Robert Ashley is a giant of 20th century electronic music and performance art, and an embodiment of the DIY / anarchy / freedom / open spirit that made the 60’s such a fertile decade.
Together with Gordon Mumma (also a renowned composer himself and designer of electronics for David Tudor and John Cage, more on him later), he started the first public access electronic music studio. Well, some say it was the San Francisco Tape Music Center… they were right around the same time.
Keep in mind, in these days electronic music studios were insanely expensive and out of reach for most people. Only the most well-funded institutions could afford to dabble in this sort of thing. He later took this public access model to the Mills College Tape Music Center, where anybody off the street could pay $10 / hour and use the priceless Moog 3P (purchased with a massive Guggenheim grant) and the studio’s array of tape machines or the original Buchla synthesizer. Or they could trade labor… a barter system.

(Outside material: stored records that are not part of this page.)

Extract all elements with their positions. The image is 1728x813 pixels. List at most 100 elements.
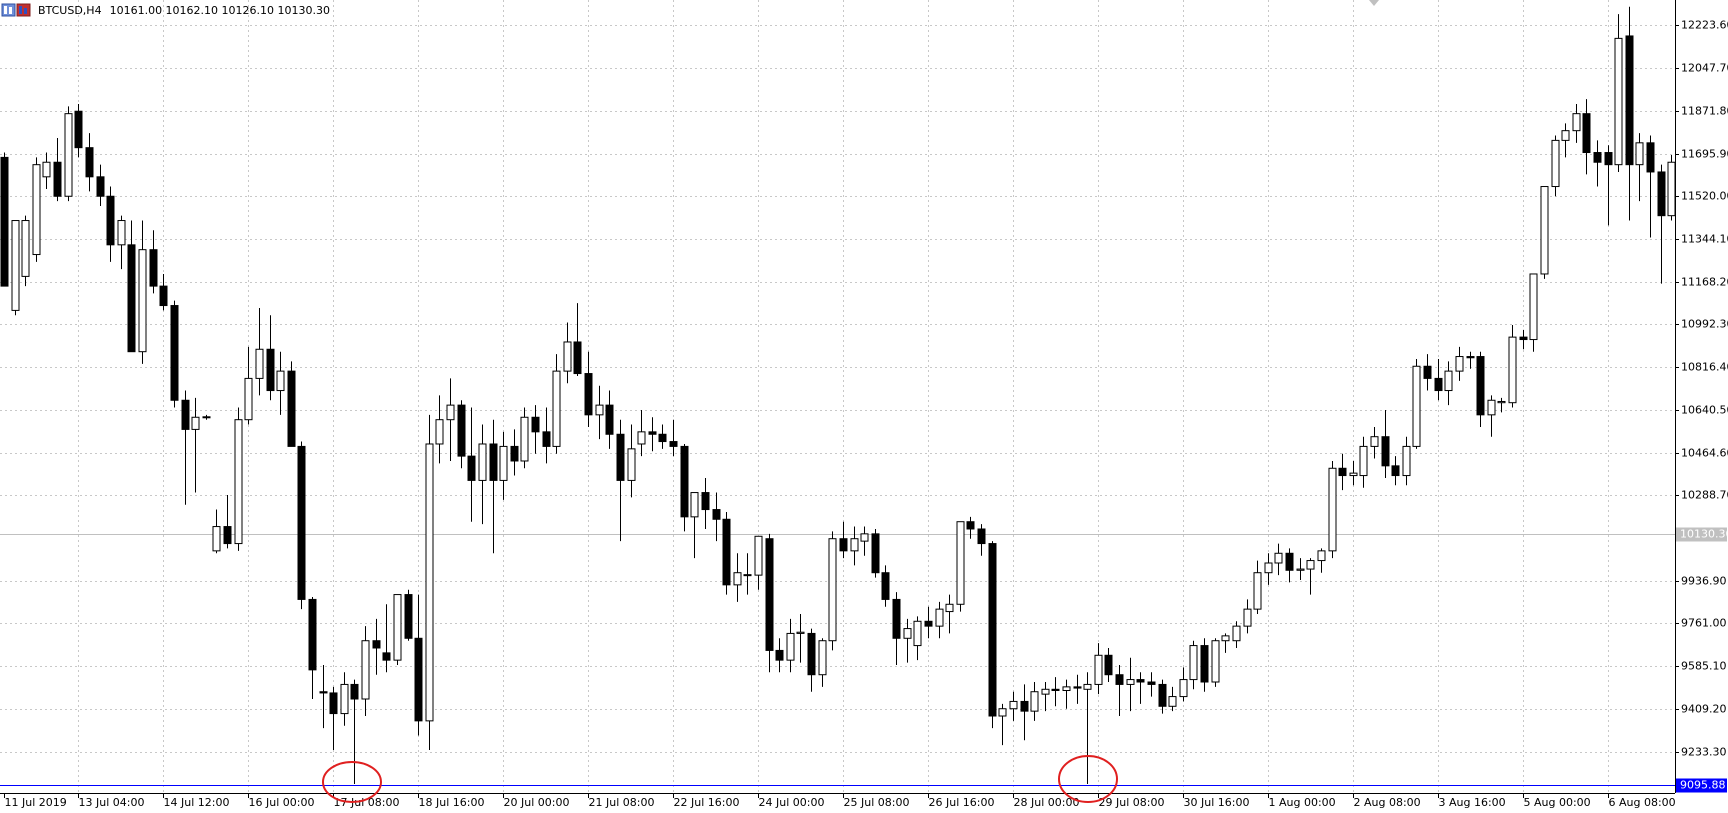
candle-body <box>1476 356 1485 416</box>
candle-body <box>1104 654 1113 676</box>
candle-body <box>1158 683 1167 707</box>
price-label-box <box>1676 778 1727 793</box>
candle-body <box>340 683 349 715</box>
candle-body <box>733 572 742 586</box>
y-tick-label: 12223.60 <box>1681 19 1728 32</box>
price-label-box <box>1676 527 1727 542</box>
y-tick-label: 9761.00 <box>1681 617 1727 630</box>
candle-body <box>510 445 519 462</box>
candle-body <box>616 433 625 481</box>
x-tick-label: 5 Aug 00:00 <box>1524 796 1591 809</box>
x-tick-label: 26 Jul 16:00 <box>929 796 995 809</box>
candle-body <box>1126 679 1135 685</box>
candle-body <box>1189 645 1198 681</box>
candle-body <box>1051 688 1060 692</box>
y-tick-label: 9409.20 <box>1681 703 1727 716</box>
candle-body <box>212 526 221 552</box>
y-tick-label: 9585.10 <box>1681 660 1727 673</box>
icon-part <box>9 7 12 14</box>
grid-layer <box>0 0 1675 793</box>
candle-body <box>223 526 232 545</box>
x-tick-label: 20 Jul 00:00 <box>504 796 570 809</box>
x-tick-label: 16 Jul 00:00 <box>249 796 315 809</box>
x-tick-label: 30 Jul 16:00 <box>1184 796 1250 809</box>
candle-body <box>754 535 763 576</box>
x-tick-label: 29 Jul 08:00 <box>1099 796 1165 809</box>
candle-body <box>244 377 253 421</box>
icon-part <box>4 6 7 14</box>
candle-body <box>350 683 359 700</box>
candle-body <box>605 404 614 435</box>
candle-body <box>658 433 667 443</box>
candle-body <box>924 620 933 627</box>
y-tick-label: 10640.50 <box>1681 404 1728 417</box>
candle-body <box>1423 365 1432 379</box>
candle-body <box>584 373 593 416</box>
chart-icon <box>1 3 31 17</box>
candle-body <box>1168 696 1177 707</box>
candle-body <box>1211 640 1220 683</box>
candle-body <box>807 632 816 676</box>
candle-body <box>170 305 179 401</box>
candle-body <box>1646 142 1655 173</box>
candle-body <box>1083 683 1092 690</box>
candle-body <box>1667 161 1676 217</box>
candle-body <box>913 620 922 647</box>
candles-layer <box>0 6 1676 785</box>
candle-body <box>32 164 41 256</box>
candle-body <box>1062 686 1071 692</box>
candle-body <box>1009 700 1018 710</box>
candle-body <box>1381 436 1390 467</box>
icon-part <box>1 3 16 17</box>
highlight-circle <box>1058 755 1118 803</box>
candle-body <box>1582 113 1591 154</box>
x-tick-label: 24 Jul 00:00 <box>759 796 825 809</box>
candle-body <box>117 220 126 246</box>
icon-part <box>19 6 22 14</box>
x-tick-label: 11 Jul 2019 <box>5 796 67 809</box>
candle-body <box>1604 152 1613 166</box>
candle-body <box>520 416 529 462</box>
candle-body <box>531 416 540 433</box>
candle-body <box>1200 645 1209 683</box>
candle-body <box>1253 572 1262 610</box>
candle-body <box>1572 113 1581 132</box>
candle-body <box>765 538 774 651</box>
candle-body <box>266 348 275 392</box>
candle-body <box>1402 445 1411 477</box>
candle-body <box>850 538 859 552</box>
candle-body <box>138 249 147 353</box>
candle-body <box>1285 552 1294 571</box>
candle-body <box>1147 681 1156 685</box>
candle-body <box>839 538 848 552</box>
x-tick-label: 21 Jul 08:00 <box>589 796 655 809</box>
candle-body <box>159 285 168 307</box>
price-label: 9095.88 <box>1680 779 1726 792</box>
candle-body <box>1328 467 1337 552</box>
x-tick-label: 18 Jul 16:00 <box>419 796 485 809</box>
x-tick-label: 6 Aug 08:00 <box>1609 796 1676 809</box>
candle-body <box>701 492 710 511</box>
candle-body <box>1497 400 1506 404</box>
candle-body <box>627 448 636 481</box>
x-tick-label: 22 Jul 16:00 <box>674 796 740 809</box>
candle-body <box>552 370 561 447</box>
candle-body <box>892 598 901 639</box>
candle-body <box>21 220 30 277</box>
y-tick-label: 9233.30 <box>1681 746 1727 759</box>
x-tick-label: 25 Jul 08:00 <box>844 796 910 809</box>
chart-shift-marker[interactable] <box>1369 0 1379 6</box>
candle-body <box>0 156 9 287</box>
y-tick-label: 12047.70 <box>1681 62 1728 75</box>
candle-body <box>1115 674 1124 685</box>
candle-body <box>1529 273 1538 341</box>
candle-body <box>796 631 805 634</box>
candle-body <box>690 492 699 518</box>
candle-body <box>1434 377 1443 392</box>
candle-body <box>467 455 476 481</box>
candle-body <box>935 608 944 627</box>
candle-body <box>573 341 582 375</box>
candle-body <box>149 249 158 287</box>
candle-body <box>637 431 646 445</box>
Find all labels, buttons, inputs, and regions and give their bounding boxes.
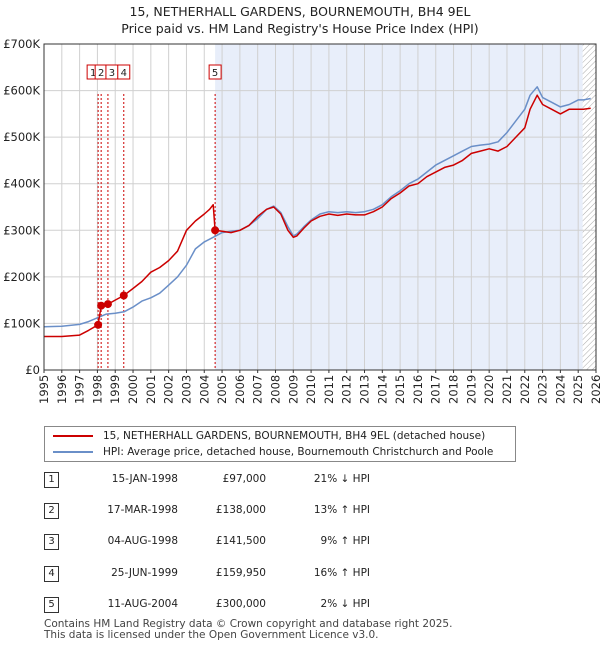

Ashley founded the ONCE group, then the ONCE festival, and did some of the craziest shit going down in the 60s. The ONCE Festivals live on in legend. In one piece, he had a plane flying over a flutist (Maggi Payne), The plane had speakers attached with a pre-recorded backing track and as it swooped by Maggi Payne, they would do a little duet. It’s like a surreal avant-garde circus but not playing silly circus music — they were exploring timbre and texture and abstract ideas… not just carnival tunes. It’s the complete deconstruction of the proscenium paradigm (where the performer is on the stage, the crowd is seated down below, and they exist in separate realms).
I think that’s so much of what Robert Ashley special — he brought a sense of anarchy and humor to the proceedings. He created whole new worlds.
I plan on writing several short articles expressing my admiration for the late Mr. Ashley.
For this first one, I will focus on my favorite piece of Ashley’s, “Perfect Lives.” It’s a very far-out “opera for television,” commissioned by NYC’s The Kitchen. It ended up being broadcast in the UK. “Perfect Lives” takes all most mundane elements of our culture and mixes them around into something quite disorienting. This perhaps is the most truly bizarre part of “Perfect Lives.” All the symbols, all the signifiers — the lounge singer / jazz piano, the midwestern landscapes, the t.v. personality preacher holding forth, the plain language — make the meaning seem graspable. But it’s not. And it’s the very familiarity of the elements that gives “Perfect Lives” its truly unsettling feeling. I supposed David Lynch is a bit like that too.
In the words of John Cage, “Who needs the Bible? We have ‘Perfect Lives.'”
Here’s some excerpts from “Perfect Lives”:
And some amazing live footage and interviews with Ashley, Robert Sheff, and John Sanborn, who conceptualized the video and later worked with The Residents, among others:
The music was all improvised on piano by Robert Sheff, aka “Blue” Gene Tyranny, keyboardist from The Stooges and composer of this amazing song:
“Perfect Lives” is dense, beautiful, absurd, stimulating, and just out of reach at all times. It’s an impenetrable jumble of familiar tropes that seem to operate in dream logic. The “plot” involves a bank robbery, a dog, Buddy (the world’s greatest piano player), Raoul (Mr. Ashley), the captain of the football team (pretty awesome David Van Tiegham, famed percussionist, wearing a swim cap and pretending to drive a tractor….. lol).
Oh, and it’s all a meditation on the Tibetan Book of the Dead. The plot thickens.